As a junior minister, Gyimah, 38, a former banker at Goldman Sachs, continued the drive for schools to take in two-year-olds

This policy, not without its critics, was seen as one way of responding to the influential EPPSE (effective pre-school, primary and secondary education) longitudinal study, which as long ago as 2003 was reporting that pre-schoolers who were looked after by graduates - mostly teachers in the EPPSE study - had better outcomes as they advanced through education.

Others, including a University of Oxford study, have suggested that rather than enrolling young children into schools at a younger and younger age, private, voluntary and independent (PVI) nurseries could be helped to attract graduates.  

But how best to do this?

Of course much of this comes down to status.

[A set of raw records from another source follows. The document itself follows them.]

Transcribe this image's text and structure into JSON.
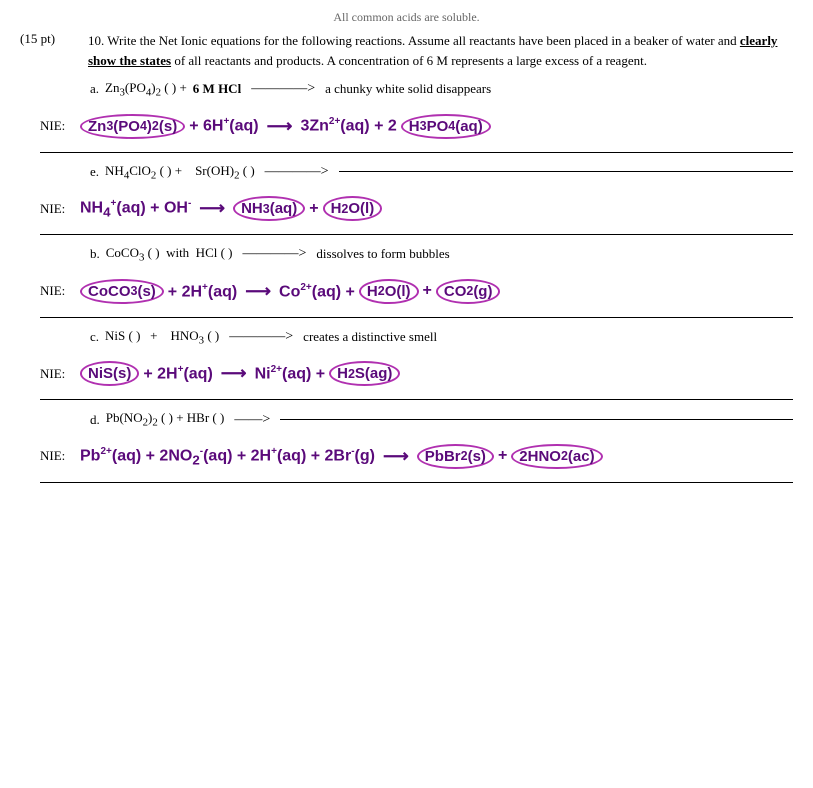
{
  "header_note": "All common acids are soluble.",
  "problem": {
    "points": "(15 pt)",
    "number": "10.",
    "text": "Write the Net Ionic equations for the following reactions.  Assume all reactants have been placed in a beaker of water and ",
    "text_bold": "clearly show the states",
    "text_end": " of all reactants and products.  A concentration of 6 M represents a large excess of a reagent.",
    "nie_label": "NIE:"
  },
  "sub_problems": [
    {
      "letter": "a.",
      "reactants": "Zn₃(PO₄)₂ (  ) +",
      "reagent": "6 M HCl",
      "arrow": "———>",
      "product_text": "a chunky white solid disappears",
      "nie": {
        "parts": [
          {
            "type": "circled",
            "text": "Zn₃(PO₄)₂(s)"
          },
          {
            "type": "plain",
            "text": " + 6H⁺(aq) "
          },
          {
            "type": "arrow",
            "text": "⟶"
          },
          {
            "type": "plain",
            "text": " 3Zn"
          },
          {
            "type": "sup",
            "text": "2+"
          },
          {
            "type": "plain",
            "text": "(aq) + 2"
          },
          {
            "type": "circled",
            "text": "H₃PO₄(aq)"
          }
        ]
      }
    },
    {
      "letter": "e.",
      "reactants": "NH₄ClO₂ (  ) +    Sr(OH)₂ (  )",
      "arrow": "———>",
      "nie": {
        "parts": [
          {
            "type": "plain",
            "text": "NH₄⁺(aq)  +  OH⁻"
          },
          {
            "type": "arrow",
            "text": "⟶"
          },
          {
            "type": "circled",
            "text": "NH₃(aq)"
          },
          {
            "type": "plain",
            "text": " + "
          },
          {
            "type": "circled",
            "text": "H₂O(l)"
          }
        ]
      }
    },
    {
      "letter": "b.",
      "reactants": "CoCO₃ (  )  with  HCl (  )",
      "arrow": "————>",
      "product_text": "dissolves to form bubbles",
      "nie": {
        "parts": [
          {
            "type": "circled",
            "text": "CoCO₃(s)"
          },
          {
            "type": "plain",
            "text": " + 2H⁺(aq) "
          },
          {
            "type": "arrow",
            "text": "⟶"
          },
          {
            "type": "plain",
            "text": " Co"
          },
          {
            "type": "sup",
            "text": "2+"
          },
          {
            "type": "plain",
            "text": "(aq)  + "
          },
          {
            "type": "circled",
            "text": "H₂O(l)"
          },
          {
            "type": "plain",
            "text": ""
          },
          {
            "type": "circled",
            "text": "CO₂(g)"
          }
        ]
      }
    },
    {
      "letter": "c.",
      "reactants": "NiS (  )   +    HNO₃ (  )",
      "arrow": "————>",
      "product_text": "creates a distinctive smell",
      "nie": {
        "parts": [
          {
            "type": "circled",
            "text": "NiS(s)"
          },
          {
            "type": "plain",
            "text": " + 2H⁺(aq) "
          },
          {
            "type": "arrow",
            "text": "⟶"
          },
          {
            "type": "plain",
            "text": " Ni"
          },
          {
            "type": "sup",
            "text": "2+"
          },
          {
            "type": "plain",
            "text": "(aq)  + "
          },
          {
            "type": "circled",
            "text": "H₂S(ag)"
          }
        ]
      }
    },
    {
      "letter": "d.",
      "reactants": "Pb(NO₂)₂ (  )  +  HBr (  )",
      "arrow": "——>",
      "nie": {
        "parts": [
          {
            "type": "plain",
            "text": "Pb"
          },
          {
            "type": "sup",
            "text": "2+"
          },
          {
            "type": "plain",
            "text": "(aq) + 2NO₂⁻(aq) + 2H⁺(aq) + 2Br⁻(g) "
          },
          {
            "type": "arrow",
            "text": "⟶"
          },
          {
            "type": "circled",
            "text": "PbBr₂(s)"
          },
          {
            "type": "plain",
            "text": " + "
          },
          {
            "type": "circled",
            "text": "2HNO₂(ac)"
          }
        ]
      }
    }
  ]
}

Much of the provision for very young children is in the private and voluntary sector, and looking after babies and toddlers has long been a low-pay and low-status job.

Professor Cathy Nutbrown, head of the School of Education at the University of Sheffield, reviewed early-years qualifications for the coalition government. However, her fairly radical suggestion that a new category of formal initial teacher training should be created, taking in the period from birth to age 7 and ultimately leading to QTS, was rejected by ministers.

Instead those who qualify as early-years teachers graduate with a degree, but they can only specialise in care from birth to five-years-old and do not hold QTS.

All of this is given new urgency by political commitments. Before the election, Labour and the Conservatives were talking about how many free early-years places they could offer the nation’s working parents. Indeed the Tories, now ensconced in a majority government, ought to be looking to work out how they can deliver on their pledge to increase it for all three- and four-year-olds from 15 hours per week to 30 hours per week, for families “where all parents are working”.

But not everyone is happy. Lobby group Early Education, which counts among its members many leading academics and advisors, warned that there was too much emphasis on quantity and not enough on quality when it comes to early-years care. 

Now Liz Bayram, chief executive of the Professional Association for Childcare and Early Years, has added her voice to this growing chorus: “Our priority will be to move the debate purely from issues of cost and accessibility to ensuring that childcare quality takes centre stage.”

This is all well and good, but the question remains: does the number of graduates with or without QTS in the sector have the same appeal to voters as a nice big juicy block of free childcare?

The government has pledged numbers and they are expecting to be judged on numbers. It is, though, a while until the next election and perhaps the ideal time for the less electorally-sexy conversations about qualifications and training to take place.

It should be a priority for the whole sector and it really ought to be on the ministerial to-do list.